Gomez, whose district covers downtown, said he was also visiting the facility to look into reports that immigrant families and children and U.S. citiizens were being held in an previously unknown area dubbed "B-17."
Many of the immigrants who have been taken into custody by federal immigration agents are typically held and booked at the downtown L.A. facility's basement known as B-18. That holding area had become the center of litigation last year over reports of inhumane conditions and lack of access to legal counsel. Some immigrants said they have been held for weeks at the facility.
As Gomez waited to gain access on Thursday, he held a pink jacket, a black backpack with medications for a pregnant woman that may have been held at the facility, and a binder with a copy of the restraining order.

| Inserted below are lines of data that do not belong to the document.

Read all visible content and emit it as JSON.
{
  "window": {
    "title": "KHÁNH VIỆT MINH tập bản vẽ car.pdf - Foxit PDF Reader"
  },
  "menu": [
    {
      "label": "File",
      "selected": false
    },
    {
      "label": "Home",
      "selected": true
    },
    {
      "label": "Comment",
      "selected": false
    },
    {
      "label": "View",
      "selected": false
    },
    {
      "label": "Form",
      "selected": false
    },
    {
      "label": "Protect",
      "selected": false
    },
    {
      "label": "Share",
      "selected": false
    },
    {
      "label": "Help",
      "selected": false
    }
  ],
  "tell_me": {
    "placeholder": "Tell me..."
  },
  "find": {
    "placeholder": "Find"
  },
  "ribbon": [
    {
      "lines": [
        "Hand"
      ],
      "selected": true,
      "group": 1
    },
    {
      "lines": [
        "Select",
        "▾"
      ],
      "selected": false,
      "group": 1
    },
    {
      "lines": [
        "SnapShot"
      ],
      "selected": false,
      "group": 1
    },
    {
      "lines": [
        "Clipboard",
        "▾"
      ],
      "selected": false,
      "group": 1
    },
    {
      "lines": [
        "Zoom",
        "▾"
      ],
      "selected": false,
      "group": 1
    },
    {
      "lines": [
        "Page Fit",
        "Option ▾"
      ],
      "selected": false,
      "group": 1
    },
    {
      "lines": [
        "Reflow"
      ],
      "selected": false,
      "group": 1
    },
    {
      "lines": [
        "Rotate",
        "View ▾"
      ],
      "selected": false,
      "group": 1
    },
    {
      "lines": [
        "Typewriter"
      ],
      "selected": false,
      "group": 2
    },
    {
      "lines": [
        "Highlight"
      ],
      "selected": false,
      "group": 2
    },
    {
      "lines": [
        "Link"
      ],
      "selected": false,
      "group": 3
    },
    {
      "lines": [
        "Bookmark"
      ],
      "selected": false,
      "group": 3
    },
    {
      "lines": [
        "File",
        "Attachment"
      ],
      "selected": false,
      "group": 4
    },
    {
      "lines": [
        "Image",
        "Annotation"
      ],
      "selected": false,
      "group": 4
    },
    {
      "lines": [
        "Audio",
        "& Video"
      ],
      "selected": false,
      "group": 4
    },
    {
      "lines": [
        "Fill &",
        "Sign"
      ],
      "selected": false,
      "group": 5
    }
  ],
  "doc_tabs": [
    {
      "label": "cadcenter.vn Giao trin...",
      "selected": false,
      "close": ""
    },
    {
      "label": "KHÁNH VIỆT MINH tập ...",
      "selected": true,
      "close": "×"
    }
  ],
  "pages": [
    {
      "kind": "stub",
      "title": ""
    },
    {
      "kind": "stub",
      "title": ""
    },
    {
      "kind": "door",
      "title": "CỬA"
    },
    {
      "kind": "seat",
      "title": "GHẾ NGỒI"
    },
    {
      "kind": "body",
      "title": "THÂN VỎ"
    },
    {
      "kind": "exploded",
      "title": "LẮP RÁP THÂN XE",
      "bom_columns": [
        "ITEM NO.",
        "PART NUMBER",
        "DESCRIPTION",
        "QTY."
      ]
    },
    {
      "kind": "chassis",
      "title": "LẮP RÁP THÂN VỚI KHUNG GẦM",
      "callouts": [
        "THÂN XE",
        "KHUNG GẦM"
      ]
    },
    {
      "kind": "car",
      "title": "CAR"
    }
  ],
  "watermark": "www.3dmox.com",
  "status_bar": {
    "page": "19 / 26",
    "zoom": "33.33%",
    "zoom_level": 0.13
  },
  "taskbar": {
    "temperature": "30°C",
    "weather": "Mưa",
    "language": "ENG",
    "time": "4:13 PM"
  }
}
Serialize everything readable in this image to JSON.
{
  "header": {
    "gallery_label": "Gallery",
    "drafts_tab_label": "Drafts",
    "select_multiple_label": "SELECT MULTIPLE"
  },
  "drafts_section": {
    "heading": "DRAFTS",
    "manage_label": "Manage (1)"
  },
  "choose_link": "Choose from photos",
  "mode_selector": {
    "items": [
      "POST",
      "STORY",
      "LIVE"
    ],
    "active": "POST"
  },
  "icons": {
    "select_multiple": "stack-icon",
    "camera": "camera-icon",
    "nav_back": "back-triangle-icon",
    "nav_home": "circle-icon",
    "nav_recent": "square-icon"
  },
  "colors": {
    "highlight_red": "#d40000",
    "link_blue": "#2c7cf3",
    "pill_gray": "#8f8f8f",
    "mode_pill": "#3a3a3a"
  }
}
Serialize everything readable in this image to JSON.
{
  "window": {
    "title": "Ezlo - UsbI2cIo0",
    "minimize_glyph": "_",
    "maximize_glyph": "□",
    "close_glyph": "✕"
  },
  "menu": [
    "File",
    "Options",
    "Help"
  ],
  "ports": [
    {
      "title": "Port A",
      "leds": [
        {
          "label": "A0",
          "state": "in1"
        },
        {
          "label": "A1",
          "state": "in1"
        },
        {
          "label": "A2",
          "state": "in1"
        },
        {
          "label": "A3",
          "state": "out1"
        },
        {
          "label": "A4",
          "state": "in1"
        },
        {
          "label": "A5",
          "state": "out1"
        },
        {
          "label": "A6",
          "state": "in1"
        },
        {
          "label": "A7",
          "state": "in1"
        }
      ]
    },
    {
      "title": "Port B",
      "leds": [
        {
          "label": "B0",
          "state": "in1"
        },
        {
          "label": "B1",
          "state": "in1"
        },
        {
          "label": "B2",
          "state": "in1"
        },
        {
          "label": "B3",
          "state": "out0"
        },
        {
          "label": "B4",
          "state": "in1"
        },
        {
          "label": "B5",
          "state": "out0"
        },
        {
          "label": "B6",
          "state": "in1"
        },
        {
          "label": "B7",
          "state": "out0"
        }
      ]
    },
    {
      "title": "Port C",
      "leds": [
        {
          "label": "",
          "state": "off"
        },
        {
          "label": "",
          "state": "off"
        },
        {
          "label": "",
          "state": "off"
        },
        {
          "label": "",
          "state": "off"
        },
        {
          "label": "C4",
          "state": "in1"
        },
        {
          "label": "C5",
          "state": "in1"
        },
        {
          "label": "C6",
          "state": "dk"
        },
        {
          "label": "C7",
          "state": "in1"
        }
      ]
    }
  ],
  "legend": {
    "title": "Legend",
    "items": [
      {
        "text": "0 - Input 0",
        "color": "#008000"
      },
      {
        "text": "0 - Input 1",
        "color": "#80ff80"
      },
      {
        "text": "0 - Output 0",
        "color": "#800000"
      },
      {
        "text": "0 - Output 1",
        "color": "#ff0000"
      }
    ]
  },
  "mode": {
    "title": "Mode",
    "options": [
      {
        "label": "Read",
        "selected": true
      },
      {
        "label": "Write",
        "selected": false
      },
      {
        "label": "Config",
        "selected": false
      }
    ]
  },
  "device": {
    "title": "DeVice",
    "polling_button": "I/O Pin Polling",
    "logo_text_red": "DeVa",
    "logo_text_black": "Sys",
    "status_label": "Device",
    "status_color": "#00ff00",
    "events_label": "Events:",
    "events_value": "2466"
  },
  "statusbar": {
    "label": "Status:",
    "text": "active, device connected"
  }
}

Torres was already inside when he arrived.
When he came out about an hour later, he and Torres described what he saw to reporters.
There were holding cells that can hold up to 244 people.
"There was one woman in one tank, two gentlemen in another tank," he said. "Everything else was empty." The pregnant woman and family of three he planned to visit were not there.
Gomez said while walking through the underground parking lot he noticed a separate caged area where six men and a woman were being held.
He said he was then shown B-17.
"It was like a waiting room at a DMV, it was small and it had windows where you can check in," he said. "But nobody was there."
The agent told him there were at least 15 people being held in B-18, though Gomez said that number appeared to be less.
Torres and Gomez said conditions were not as frigid as it has been reported, but they suspect its related to a power outage they recently had. They were concerned about the length of time people are being kept at the facility and that people are not being checked medically.
"It's always shocking when there's no one there because you see the (immigration raids)," Gomez said. "That's always a concern that's why I try to come unannounced."